The third of five Reith lectures this year by Lord Sumption is a corker. For any of you willing to invest half an hour this weekend I commend most strongly listening to the podcast - a transcript is also available. Both are slightly marred by the lightweight inanities of Anita Anand (who she?)
Rarely do we get the chance to hear from either non-politicians or non-social media polemicists on matters of urgent threat to democracy. Here we have one of Britains most senior judges setting out with impeccable reasoning the threat posed by judges to what we have understood hitherto to be the preserve of democratic processes and decisions.

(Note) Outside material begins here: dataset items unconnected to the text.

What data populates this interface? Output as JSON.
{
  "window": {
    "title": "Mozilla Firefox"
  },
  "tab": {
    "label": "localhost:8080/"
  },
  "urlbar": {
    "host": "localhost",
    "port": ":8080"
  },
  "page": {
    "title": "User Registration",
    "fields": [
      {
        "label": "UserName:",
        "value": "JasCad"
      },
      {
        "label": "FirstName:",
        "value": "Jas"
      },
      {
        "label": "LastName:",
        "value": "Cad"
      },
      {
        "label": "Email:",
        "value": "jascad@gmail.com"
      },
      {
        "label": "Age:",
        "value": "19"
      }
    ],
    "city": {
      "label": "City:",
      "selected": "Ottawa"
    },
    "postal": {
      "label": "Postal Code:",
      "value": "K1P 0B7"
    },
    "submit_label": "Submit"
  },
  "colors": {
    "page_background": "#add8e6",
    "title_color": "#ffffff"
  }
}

He also exposes the most fundamental difference between the supranational globalists ever seeking to expand the powers of unelected authority and those of us stalwart in our defence of democratic rights;
For those who believe that fundamental rights should exist independently of democratic choice, dynamic treaties have an obvious attraction. They create a source of law which is independent of democratic political choices. The European Convention on Human Rights is a classic dynamic treaty.For a heavyweight case for the UK's withdrawal from the ECHR and the ECtHR - not Lord Sumption's first choice - here are all the arguments. Anand's irritating vacuous twittering is only a very minor impairment. Don't bother with the Q&A segment at the end.
The first two lectures are also well worth hearing - challenging tangentially the moral certainties behind both Remain and Leave - and not always comfortable. There are two more to come - the next with a US (Washington, I think) audience on the subject of written vs. unwritten constitutions .
I haven't paid the TV Tax since 2015, but here at least is some of my money back.